Cool season grasses tend to grow slowly during the spring and summer months when the temperatures are consistently above 80 degrees. However, they grow much faster during the fall and winter when temperatures drop below 75 degrees.
This growth cycle makes them a great type of grass for lawns that don’t get a lot of sunlight due to them growing more during the fall and winter months when days are shorter.
Cool season grasses are often treated with a fungicide to help them grow better and remain green throughout the fall and winter months. For this reason, they are not an ideal type of grass for those who want a natural look or don’t want to use chemicals on their lawns.
Cool season grasses will only turn a rich brown color when exposed to extended periods of darkness. They don’t typically turn brown during the day and then green at night like other types of grasses do.
Cool season grasses are popularly used on golf courses and sports fields. This is because they can easily survive harsh weather conditions such as extreme cold or heavy snow.
They also grow much faster than warm season grasses, which makes them desirable as well.
Cool season grasses are classified into three types. They are:
Hard Fescue: These types of grass grow in medium thick clumps and have a bluish-gray tint to them. They resist insects, drought and cold weather well.
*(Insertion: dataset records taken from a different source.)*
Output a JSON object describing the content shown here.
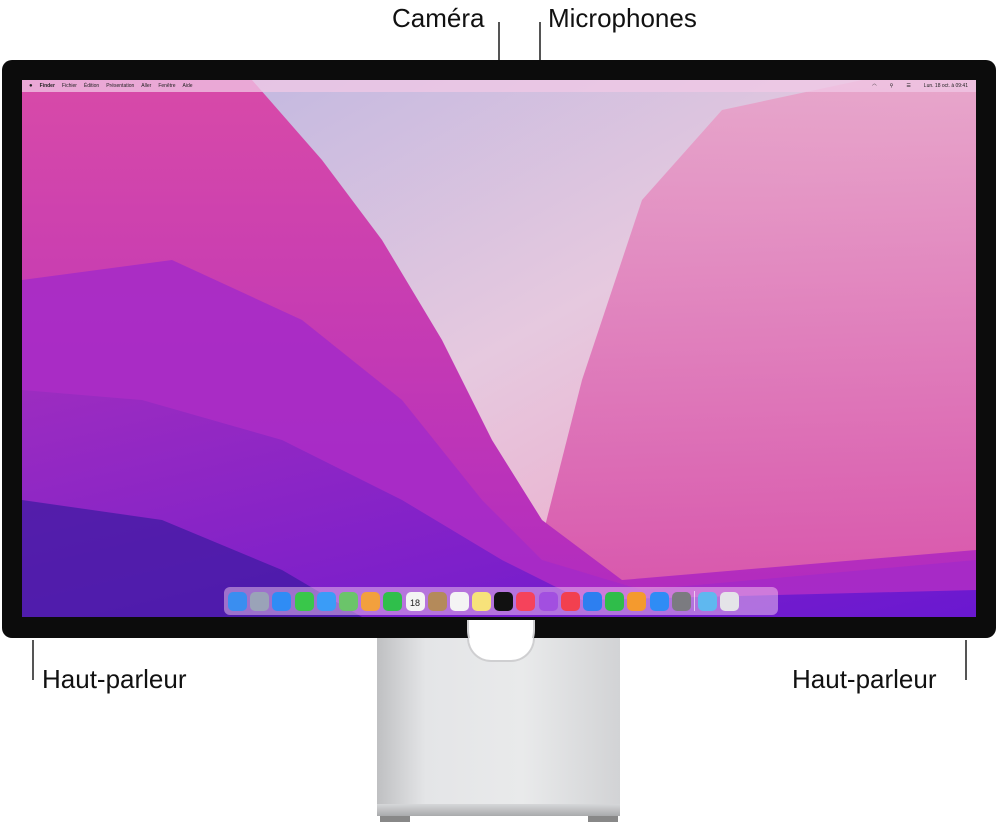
{
  "labels": {
    "camera": "Caméra",
    "microphones": "Microphones",
    "speaker_left": "Haut-parleur",
    "speaker_right": "Haut-parleur"
  },
  "menubar": {
    "apple": "",
    "items": [
      "Finder",
      "Fichier",
      "Édition",
      "Présentation",
      "Aller",
      "Fenêtre",
      "Aide"
    ],
    "clock": "Lun. 18 oct. à 09:41"
  },
  "dock": {
    "icons": [
      {
        "name": "finder",
        "color": "#3a8ef0"
      },
      {
        "name": "launchpad",
        "color": "#9aa3b8"
      },
      {
        "name": "safari",
        "color": "#2f8cf5"
      },
      {
        "name": "messages",
        "color": "#39c74a"
      },
      {
        "name": "mail",
        "color": "#3a9cf7"
      },
      {
        "name": "maps",
        "color": "#6bc46a"
      },
      {
        "name": "photos",
        "color": "#f2a03d"
      },
      {
        "name": "facetime",
        "color": "#2fbf4b"
      },
      {
        "name": "calendar",
        "color": "#f4f4f4",
        "text": "18"
      },
      {
        "name": "contacts",
        "color": "#b48a5a"
      },
      {
        "name": "reminders",
        "color": "#f4f4f4"
      },
      {
        "name": "notes",
        "color": "#f7e27a"
      },
      {
        "name": "tv",
        "color": "#111111"
      },
      {
        "name": "music",
        "color": "#f5435b"
      },
      {
        "name": "podcasts",
        "color": "#a24fe0"
      },
      {
        "name": "news",
        "color": "#f2404f"
      },
      {
        "name": "keynote",
        "color": "#2d7ff0"
      },
      {
        "name": "numbers",
        "color": "#2fbd4a"
      },
      {
        "name": "pages",
        "color": "#f49a2e"
      },
      {
        "name": "app-store",
        "color": "#2f8cf5"
      },
      {
        "name": "system-preferences",
        "color": "#7b7b80"
      },
      {
        "name": "downloads",
        "color": "#5fb8ef"
      },
      {
        "name": "trash",
        "color": "#e4e4e8"
      }
    ]
  }
}
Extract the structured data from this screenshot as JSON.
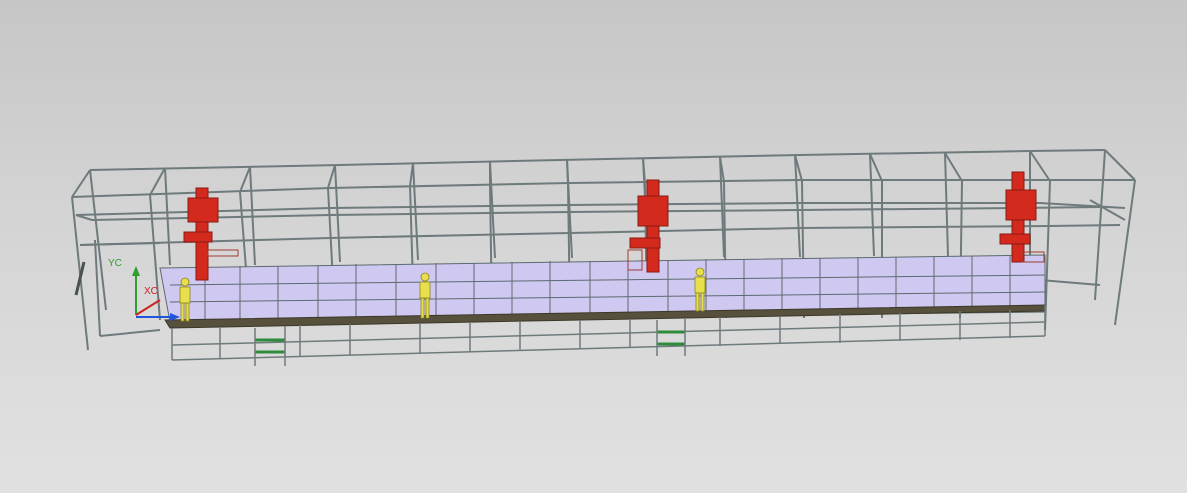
{
  "viewport": {
    "background_top": "#c6c6c6",
    "background_bottom": "#e1e1e1"
  },
  "triad": {
    "y_label": "YC",
    "x_label": "XC",
    "y_color": "#2e9e2e",
    "x_color": "#cc2222",
    "z_color": "#2255dd"
  },
  "model": {
    "frame_color": "#6f7a7d",
    "tank_color": "#cfc8f0",
    "robot_color": "#d42a1e",
    "operator_color": "#e8e04a",
    "walkway_color": "#56503c",
    "step_color": "#2e8b3a"
  }
}
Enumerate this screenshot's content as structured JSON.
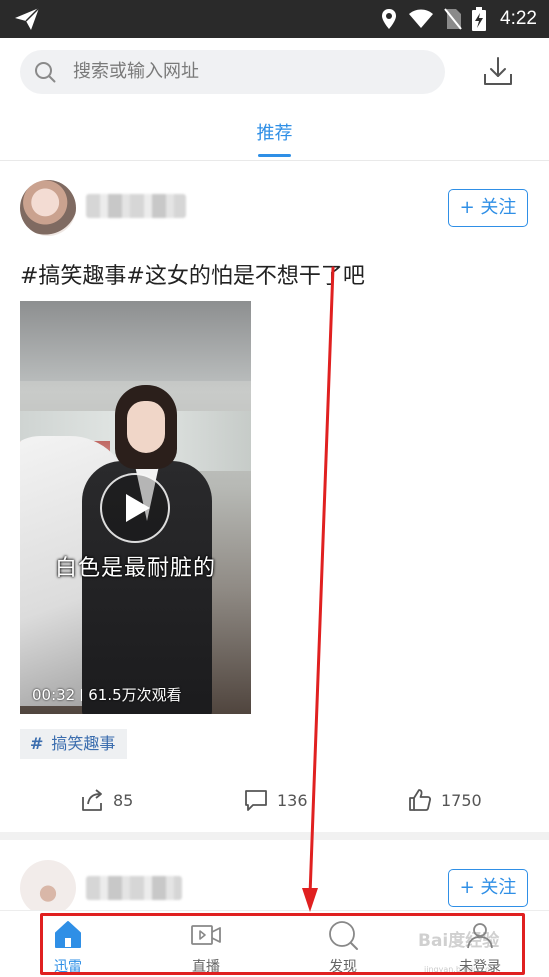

Hard fescue grows slowly which makes it a good choice for putting greens. It does not grow as well in warmer climates, but it can survive in them. Sheep Fescue: These types of grass have wide leaves with a green-gray tint to them. They grow in thin patches and are much more resistant to insects, drought and cold weather than other types of cool season grasses. They also grow very slowly which makes them a good choice for lawns that you don’t want to be mowed often. Rough Fescue: These types of grass have narrow leaves with a blue-green tint to them. They grow in thin patches just like sheep fescue and are about as durable. They do not grow as well in warmer climates due to them being more heat-resistant than other types of cool season grasses.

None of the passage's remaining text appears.